CC: It wasn’t difficult, although we asked a couple of people who just were not able to contribute. Most of the people we invited were tremendously receptive to and generous with the project. We asked contributors to write on the general topic of Hegel, religion and politics, but we did not want to overdetermine their individual essays. Of course, we were thrilled with the result.

Q: What are the most important aspects of Hegel’s philosophy, and how do they relate to religion and politics?

CC: It’s a question of how the dialectic works and what are the roles of religion and politics and how they relate to the movement of philosophical thought. The standard critique is that the dialectic is this accumulative, subsumptive process that overcomes and swallows up differences in a totalizing whole. The religious criticism is that religion is just picture-thinking that has to be overcome in abstract, conceptual thought. The political reading is that Hegel simply justifies the political status quo, and his Philosophy of Right ends up reifying the State. We think that it’s much more complicated than this, and that what the dialectic does is show us the split between what religion promises in an ideal way and what it can actually accomplish, as well as the gap between the actual state of political affairs and what the political is theoretically supposed to accomplish. This gap is internal to philosophy, to religion/theology, and to politics itself. And the Hegelian dialectic is the process that propels us to think about these problems in a complex, historical, contextual, abstract and concrete way. But we have to free ourselves from the modern progressive view that Hegelian Absolute Knowledge simply overcomes the Kantian antinomies AND the postmodern critique of Hegelian Absolute Knowledge as this devouring monster. We never escape the interrelated nexus of problems that we call philosophy, religion and politics, and we need to return to Hegel to understand this nexus, but we never return to Hegel in any simple or positivistic fashion.

Q: How does this book differ from other books on Hegel?

CC: It’s a co-edited book that gathers together some of the greatest thinkers working today, including some of the greatest philosophers influenced by Hegel. In addition, it combines philosophers with theologians and scholars of religious thought to produce an extraordinary set of essays, focused on the engagement of Hegel’s thought with contemporary issues of religion and politics. And as I said, we’ve included scholars who are extremely critical of Hegel, such as Negri and Desmond, as well as scholars who want to rehabilitate and celebrate Hegel.

Q: How does the book fit into the overall aims of the series in which it appears?

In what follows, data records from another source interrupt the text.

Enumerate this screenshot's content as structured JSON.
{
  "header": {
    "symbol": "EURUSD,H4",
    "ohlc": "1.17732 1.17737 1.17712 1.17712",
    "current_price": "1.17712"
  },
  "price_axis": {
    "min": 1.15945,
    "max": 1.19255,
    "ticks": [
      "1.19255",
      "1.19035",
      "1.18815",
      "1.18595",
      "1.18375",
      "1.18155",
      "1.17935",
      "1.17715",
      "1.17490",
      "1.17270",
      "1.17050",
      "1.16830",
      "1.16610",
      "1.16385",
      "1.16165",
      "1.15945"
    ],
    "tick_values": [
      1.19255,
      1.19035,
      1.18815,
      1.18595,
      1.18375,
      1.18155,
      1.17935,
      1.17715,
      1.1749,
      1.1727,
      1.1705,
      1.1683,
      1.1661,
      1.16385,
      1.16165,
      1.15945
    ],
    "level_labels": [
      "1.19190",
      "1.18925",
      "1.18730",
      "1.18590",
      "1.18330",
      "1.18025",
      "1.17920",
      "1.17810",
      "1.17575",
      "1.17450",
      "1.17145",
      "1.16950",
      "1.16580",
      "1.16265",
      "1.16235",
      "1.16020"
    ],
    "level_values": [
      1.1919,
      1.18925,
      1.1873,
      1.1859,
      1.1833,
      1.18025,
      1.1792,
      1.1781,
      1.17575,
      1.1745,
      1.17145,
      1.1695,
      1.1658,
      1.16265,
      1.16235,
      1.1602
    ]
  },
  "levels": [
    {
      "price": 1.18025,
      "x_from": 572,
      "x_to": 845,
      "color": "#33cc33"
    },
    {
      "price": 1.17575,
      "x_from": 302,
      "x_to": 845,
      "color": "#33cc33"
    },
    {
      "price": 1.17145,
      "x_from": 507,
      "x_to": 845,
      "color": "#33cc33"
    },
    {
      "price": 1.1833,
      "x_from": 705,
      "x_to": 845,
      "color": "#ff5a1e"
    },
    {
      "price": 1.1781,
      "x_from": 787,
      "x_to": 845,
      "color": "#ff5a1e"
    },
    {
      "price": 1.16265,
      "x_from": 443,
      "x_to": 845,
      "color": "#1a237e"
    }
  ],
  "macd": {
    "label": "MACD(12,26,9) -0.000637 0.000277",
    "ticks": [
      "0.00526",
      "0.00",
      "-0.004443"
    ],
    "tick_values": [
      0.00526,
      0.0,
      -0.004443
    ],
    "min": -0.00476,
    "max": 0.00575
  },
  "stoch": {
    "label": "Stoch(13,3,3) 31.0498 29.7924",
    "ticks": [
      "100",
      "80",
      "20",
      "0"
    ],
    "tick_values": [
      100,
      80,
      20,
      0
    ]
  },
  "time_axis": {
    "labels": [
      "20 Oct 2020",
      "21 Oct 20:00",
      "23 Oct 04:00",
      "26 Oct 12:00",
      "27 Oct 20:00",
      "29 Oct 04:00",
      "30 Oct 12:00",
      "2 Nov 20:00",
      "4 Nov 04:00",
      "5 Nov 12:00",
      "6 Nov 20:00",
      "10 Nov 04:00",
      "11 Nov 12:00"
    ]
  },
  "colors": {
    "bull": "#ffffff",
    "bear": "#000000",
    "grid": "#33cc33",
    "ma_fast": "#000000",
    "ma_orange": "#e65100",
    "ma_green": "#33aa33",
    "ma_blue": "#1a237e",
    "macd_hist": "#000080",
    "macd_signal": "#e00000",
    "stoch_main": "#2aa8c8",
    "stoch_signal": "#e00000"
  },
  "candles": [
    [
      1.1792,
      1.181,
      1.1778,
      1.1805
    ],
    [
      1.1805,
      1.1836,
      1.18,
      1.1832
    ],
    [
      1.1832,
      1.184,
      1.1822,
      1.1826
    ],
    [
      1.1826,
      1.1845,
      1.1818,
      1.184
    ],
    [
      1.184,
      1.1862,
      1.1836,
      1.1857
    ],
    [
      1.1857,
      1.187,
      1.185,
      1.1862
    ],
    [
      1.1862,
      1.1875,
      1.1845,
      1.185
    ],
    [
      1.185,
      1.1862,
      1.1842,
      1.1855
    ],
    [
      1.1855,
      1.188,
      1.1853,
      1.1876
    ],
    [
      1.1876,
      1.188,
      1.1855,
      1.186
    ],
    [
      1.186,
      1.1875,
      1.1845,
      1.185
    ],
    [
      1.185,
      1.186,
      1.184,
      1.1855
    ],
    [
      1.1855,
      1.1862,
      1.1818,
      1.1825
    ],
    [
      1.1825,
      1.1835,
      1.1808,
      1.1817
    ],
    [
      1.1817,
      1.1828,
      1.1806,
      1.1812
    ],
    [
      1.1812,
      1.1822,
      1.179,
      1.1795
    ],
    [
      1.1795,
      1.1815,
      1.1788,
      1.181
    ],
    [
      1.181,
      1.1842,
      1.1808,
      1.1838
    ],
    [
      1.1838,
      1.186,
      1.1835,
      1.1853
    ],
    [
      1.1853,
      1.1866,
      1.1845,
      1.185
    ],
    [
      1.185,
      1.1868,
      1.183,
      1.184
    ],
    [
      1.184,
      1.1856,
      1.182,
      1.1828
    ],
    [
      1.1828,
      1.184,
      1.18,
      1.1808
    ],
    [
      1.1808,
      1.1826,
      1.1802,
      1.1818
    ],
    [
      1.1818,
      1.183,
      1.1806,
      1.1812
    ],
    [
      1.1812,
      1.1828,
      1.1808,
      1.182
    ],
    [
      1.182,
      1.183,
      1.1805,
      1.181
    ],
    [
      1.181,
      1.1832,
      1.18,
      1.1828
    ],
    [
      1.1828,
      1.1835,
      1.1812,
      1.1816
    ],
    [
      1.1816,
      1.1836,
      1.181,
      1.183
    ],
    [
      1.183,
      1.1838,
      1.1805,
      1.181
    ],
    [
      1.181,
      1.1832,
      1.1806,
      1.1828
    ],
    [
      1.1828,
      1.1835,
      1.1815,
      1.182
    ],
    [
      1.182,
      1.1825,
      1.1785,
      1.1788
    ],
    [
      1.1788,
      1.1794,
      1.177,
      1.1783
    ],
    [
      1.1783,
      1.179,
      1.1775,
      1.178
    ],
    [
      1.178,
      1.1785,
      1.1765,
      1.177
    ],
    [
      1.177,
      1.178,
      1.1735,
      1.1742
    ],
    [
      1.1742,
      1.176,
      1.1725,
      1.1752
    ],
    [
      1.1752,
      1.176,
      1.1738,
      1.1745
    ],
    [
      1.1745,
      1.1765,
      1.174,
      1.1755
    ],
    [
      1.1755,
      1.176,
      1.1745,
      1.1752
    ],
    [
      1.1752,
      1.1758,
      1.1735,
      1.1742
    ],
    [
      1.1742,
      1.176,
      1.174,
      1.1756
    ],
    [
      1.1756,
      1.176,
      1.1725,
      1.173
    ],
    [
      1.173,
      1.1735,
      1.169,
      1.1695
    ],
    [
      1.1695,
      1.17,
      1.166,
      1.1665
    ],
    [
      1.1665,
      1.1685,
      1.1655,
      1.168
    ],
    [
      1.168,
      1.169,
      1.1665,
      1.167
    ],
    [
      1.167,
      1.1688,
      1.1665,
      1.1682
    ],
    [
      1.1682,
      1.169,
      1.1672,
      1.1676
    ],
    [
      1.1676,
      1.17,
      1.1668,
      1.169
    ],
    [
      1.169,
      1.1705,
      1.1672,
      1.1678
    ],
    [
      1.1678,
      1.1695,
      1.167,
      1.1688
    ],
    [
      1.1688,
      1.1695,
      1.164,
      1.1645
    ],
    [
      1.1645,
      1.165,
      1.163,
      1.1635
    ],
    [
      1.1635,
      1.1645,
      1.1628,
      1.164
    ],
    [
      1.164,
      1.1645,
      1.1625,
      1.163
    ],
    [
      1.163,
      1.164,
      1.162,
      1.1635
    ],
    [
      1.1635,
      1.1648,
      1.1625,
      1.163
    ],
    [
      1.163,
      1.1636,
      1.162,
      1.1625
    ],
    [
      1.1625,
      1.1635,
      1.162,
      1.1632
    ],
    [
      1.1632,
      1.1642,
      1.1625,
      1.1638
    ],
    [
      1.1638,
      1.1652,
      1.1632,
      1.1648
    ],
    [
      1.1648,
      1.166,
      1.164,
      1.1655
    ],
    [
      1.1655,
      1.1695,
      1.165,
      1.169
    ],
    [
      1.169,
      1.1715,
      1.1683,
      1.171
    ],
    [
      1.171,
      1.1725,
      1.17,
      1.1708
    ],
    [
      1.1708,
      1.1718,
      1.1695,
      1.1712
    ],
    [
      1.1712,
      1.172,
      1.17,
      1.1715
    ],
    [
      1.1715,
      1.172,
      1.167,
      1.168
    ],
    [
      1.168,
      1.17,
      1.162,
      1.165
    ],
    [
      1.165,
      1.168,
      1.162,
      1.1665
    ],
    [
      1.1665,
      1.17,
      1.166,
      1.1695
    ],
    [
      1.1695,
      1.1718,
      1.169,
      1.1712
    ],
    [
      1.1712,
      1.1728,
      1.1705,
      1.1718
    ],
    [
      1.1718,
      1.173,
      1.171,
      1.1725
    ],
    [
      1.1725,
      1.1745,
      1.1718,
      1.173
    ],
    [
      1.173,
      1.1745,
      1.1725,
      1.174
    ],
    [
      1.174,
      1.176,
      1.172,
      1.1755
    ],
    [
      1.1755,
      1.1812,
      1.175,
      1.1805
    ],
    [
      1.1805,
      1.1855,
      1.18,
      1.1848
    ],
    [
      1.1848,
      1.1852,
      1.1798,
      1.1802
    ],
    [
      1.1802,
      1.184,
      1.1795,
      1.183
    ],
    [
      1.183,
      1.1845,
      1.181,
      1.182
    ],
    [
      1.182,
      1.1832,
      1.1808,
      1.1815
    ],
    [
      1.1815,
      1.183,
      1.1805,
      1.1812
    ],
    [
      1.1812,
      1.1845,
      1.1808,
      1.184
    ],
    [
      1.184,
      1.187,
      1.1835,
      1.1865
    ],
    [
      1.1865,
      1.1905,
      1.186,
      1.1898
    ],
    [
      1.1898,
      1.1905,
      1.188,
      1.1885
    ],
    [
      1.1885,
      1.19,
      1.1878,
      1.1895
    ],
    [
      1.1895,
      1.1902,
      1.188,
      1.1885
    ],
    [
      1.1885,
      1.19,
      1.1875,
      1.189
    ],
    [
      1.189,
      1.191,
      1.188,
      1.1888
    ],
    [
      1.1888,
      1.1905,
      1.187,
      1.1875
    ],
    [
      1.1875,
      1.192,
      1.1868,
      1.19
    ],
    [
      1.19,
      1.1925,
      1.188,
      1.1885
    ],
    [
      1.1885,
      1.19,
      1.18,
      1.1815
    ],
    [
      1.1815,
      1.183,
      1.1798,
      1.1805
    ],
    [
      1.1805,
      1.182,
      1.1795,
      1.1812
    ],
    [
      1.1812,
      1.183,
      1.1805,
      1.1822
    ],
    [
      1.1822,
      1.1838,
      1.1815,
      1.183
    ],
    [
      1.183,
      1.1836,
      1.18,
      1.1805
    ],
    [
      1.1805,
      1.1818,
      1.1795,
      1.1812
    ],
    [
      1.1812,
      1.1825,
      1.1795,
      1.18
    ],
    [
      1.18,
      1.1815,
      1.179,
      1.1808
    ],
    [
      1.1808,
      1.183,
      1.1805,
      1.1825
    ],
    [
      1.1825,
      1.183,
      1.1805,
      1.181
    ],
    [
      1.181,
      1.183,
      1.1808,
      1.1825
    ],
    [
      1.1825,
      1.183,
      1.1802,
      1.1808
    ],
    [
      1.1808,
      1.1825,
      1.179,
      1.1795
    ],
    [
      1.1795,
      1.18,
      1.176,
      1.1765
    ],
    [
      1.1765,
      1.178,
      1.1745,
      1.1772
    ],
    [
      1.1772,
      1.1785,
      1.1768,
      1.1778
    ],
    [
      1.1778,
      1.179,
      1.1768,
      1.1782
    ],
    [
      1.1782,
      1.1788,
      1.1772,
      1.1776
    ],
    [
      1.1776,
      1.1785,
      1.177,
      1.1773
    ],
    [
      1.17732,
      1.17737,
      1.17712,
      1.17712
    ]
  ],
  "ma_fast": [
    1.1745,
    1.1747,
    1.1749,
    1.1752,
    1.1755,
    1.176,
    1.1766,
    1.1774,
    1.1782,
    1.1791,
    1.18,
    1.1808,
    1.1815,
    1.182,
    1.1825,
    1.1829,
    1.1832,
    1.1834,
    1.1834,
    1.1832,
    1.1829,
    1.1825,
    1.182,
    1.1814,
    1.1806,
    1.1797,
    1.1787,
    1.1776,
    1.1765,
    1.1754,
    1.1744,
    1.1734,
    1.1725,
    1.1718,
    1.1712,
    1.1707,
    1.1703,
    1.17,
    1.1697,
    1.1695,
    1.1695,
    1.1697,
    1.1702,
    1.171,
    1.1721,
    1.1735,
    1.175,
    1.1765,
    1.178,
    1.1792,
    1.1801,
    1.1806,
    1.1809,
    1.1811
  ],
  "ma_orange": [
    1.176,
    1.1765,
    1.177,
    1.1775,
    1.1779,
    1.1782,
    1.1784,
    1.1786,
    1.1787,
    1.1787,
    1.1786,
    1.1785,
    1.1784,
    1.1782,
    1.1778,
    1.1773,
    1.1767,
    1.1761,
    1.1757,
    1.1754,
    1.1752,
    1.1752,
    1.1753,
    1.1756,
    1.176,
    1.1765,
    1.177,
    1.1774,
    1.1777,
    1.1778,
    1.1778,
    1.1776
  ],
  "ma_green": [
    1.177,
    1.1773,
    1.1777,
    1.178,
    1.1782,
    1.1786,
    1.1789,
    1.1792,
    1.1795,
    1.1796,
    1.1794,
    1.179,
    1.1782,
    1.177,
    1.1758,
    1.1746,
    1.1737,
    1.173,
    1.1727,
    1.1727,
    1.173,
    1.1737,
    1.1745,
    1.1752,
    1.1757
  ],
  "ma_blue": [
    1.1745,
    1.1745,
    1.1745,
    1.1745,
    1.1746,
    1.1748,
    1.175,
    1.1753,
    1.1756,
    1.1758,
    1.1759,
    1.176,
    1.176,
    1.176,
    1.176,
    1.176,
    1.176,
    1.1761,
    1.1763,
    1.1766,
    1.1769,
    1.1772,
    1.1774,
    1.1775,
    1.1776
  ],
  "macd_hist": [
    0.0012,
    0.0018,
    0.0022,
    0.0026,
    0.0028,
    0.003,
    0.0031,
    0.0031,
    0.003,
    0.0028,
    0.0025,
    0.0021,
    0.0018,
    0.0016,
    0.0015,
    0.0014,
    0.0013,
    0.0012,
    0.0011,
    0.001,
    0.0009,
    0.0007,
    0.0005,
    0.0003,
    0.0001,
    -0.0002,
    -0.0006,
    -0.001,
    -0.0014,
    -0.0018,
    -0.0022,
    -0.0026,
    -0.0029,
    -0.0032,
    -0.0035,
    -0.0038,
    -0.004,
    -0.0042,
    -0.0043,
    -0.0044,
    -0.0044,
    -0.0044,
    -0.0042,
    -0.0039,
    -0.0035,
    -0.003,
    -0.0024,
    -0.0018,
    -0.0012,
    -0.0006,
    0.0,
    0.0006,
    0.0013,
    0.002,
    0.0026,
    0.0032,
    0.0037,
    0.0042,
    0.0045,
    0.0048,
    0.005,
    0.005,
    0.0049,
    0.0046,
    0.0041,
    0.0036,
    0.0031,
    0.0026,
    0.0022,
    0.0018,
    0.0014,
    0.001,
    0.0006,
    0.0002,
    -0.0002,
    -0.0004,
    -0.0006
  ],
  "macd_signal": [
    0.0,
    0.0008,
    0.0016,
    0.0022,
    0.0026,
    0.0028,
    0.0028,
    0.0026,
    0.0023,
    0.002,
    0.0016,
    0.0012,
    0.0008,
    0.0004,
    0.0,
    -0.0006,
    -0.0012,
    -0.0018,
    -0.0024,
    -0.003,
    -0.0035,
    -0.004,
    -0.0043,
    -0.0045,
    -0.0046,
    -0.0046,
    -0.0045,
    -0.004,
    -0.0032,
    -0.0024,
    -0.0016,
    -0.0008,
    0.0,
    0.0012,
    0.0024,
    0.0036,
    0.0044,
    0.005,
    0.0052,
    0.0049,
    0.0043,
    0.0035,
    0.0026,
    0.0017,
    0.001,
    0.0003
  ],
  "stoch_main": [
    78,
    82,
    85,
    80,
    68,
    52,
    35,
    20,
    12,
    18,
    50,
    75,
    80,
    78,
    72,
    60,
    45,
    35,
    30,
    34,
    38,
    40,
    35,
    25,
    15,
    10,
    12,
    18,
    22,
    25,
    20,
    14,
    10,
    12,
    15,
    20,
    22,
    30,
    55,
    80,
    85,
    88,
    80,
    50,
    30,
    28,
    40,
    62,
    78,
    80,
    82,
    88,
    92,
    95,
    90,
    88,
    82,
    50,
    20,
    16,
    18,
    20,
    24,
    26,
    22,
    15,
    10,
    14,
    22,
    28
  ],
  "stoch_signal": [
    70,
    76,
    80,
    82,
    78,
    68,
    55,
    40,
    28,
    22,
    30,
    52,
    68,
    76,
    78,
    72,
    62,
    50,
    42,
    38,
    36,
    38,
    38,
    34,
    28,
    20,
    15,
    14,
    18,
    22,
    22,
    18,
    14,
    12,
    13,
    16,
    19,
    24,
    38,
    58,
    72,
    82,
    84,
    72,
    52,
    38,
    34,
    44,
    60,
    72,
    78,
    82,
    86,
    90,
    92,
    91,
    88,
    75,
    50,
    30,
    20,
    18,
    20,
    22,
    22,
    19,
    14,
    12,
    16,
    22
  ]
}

CC: We founded Insurrections in 2007 with the intention of changing the field of theoretical religious studies, and we are confident that we are doing so. The intersection of religion, politics and philosophy is a vital edge that Jeff, Creston, Slavoj and I are committed to extend in a critical, nonsectarian and nondogmatic but not anti-religious manner. We believe that this edited collection sets a new bar for serious reflection about Hegel.